J'étais au fond du seau

Quand il arrête le rugby professionnel, il est en partie soulagé : En période hivernale, ça devenait une souffrance d'aller aux entraînements, de se rentrer dedans... J'ai connu 17 ans sans blessure, mais je crois que physiquement et mentalement, je l'ai payé en fin de carrière. Sitôt en retraite sportive, il travaille à temps plein chez un fournisseur de boissons. Mais quelques mois plus tard, son frère décède, et Gérald Merceron sombre. Il ne supporte plus les plaintes des clients, déprime, et lâche son travail.

Gérald Merceron avec Clermont en 2004
Gérald Merceron avec Clermont en 2004

J'étais au fond du seau. J'ai connu une bonne période de chômage, et j'ai eu du mal à m'en sortir, confie l'ancien international. Il se rend compte qu'il ne sait rien faire d'autre que jouer au rugby. Et il retombe dedans, en Fédérale 2, à Rochefort, à quelques kilomètres de La Rochelle.
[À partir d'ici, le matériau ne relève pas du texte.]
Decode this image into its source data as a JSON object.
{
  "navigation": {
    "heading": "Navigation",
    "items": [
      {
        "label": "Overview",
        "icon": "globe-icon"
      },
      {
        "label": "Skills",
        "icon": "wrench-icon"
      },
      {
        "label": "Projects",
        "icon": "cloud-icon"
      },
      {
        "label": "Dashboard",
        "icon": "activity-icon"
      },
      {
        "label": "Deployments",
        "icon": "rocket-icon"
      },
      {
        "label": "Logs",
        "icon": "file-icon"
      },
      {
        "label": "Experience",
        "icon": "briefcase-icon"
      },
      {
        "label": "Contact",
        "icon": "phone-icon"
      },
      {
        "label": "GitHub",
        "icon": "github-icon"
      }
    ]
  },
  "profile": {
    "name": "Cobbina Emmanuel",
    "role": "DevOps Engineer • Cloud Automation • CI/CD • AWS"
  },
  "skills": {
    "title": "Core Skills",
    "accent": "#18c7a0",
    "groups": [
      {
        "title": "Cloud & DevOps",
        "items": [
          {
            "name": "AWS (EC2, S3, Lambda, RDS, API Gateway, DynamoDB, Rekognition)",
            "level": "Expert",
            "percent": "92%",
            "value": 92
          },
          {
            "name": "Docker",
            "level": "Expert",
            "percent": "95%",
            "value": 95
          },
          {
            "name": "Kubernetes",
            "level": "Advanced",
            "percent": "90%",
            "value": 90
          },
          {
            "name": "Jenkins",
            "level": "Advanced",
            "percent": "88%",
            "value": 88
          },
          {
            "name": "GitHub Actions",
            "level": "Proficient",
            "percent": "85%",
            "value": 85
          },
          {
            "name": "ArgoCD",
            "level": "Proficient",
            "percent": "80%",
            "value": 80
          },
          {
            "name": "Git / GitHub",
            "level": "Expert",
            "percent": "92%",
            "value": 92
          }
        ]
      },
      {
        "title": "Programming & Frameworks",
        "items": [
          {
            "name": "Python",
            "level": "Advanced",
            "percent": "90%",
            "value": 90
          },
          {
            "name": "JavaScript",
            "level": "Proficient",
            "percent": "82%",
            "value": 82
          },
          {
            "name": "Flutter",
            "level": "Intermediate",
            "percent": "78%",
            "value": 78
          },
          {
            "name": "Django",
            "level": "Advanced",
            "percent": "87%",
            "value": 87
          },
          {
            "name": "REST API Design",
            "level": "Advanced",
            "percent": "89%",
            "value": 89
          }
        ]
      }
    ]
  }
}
Ça m'occupait les soirs..., admet-il. Il y découvre le poste d'entraîneur aussi. C'est plus compliqué que de jouer : le joueur, il prend sa serviette, ses chaussures, et il met en œuvre ce qu'on lui demande. Là, il fallait gérer un groupe, préparer les séances, les analyser..., décrit Gérald Merceron. Le club rochefortais manque de peu la Fédérale 1... avant d'être relégué en Fédérale 3.

Dans la vie de Gérald Merceron, il est beaucoup question d'opportunités : celles qu'il a saisies, celles qu'il a ratées, celles qu'il n'a pas eues. Le Stade rochelais lui a proposé de prendre la tête des Espoirs, en 2012. Mais ce n'est pas le bon moment : l'ouvreur vient d'ouvrir sa boutique. Une belle opportunité qu'il laisse filer.

En 2014, il se fixe un nouvel objectif sportif : deux années pour entraîner une équipe de haut-niveau. Il signe à Saint-Jean d'Angély, alors en Fédérale 2, et espère avoir des propositions d'ici 2016. Le RACA monte en Fédérale 1 cette année, mais l'ancien ouvreur quitte le navire. L'opportunité en Pro D2 ou Top 14 ne s'est pas présentée, j'aurais bien aimé. J'aurais pu rester à Saint-Jean mais ça me faisait beaucoup d'heures, un entraînement en plus par semaine... Et c'est du semi-pro ! concède Merceron.

"Bleu-blanc-rouge", comme lui

Et l'ancien ouvreur a une chocolaterie à faire tourner près de La Rochelle, depuis 2012. Avant d'en arriver là, il a tâtonné : dans le rugby des années 2000, la reconversion n'était pas une question centrale. Les partenaires nous aidaient déjà mais aujourd'hui, on est rentré dans l'ère professionnelle. Si les joueurs ne sont pas trop idiots, ils ont les moyens d'assurer l'après, analyse Gérald Merceron.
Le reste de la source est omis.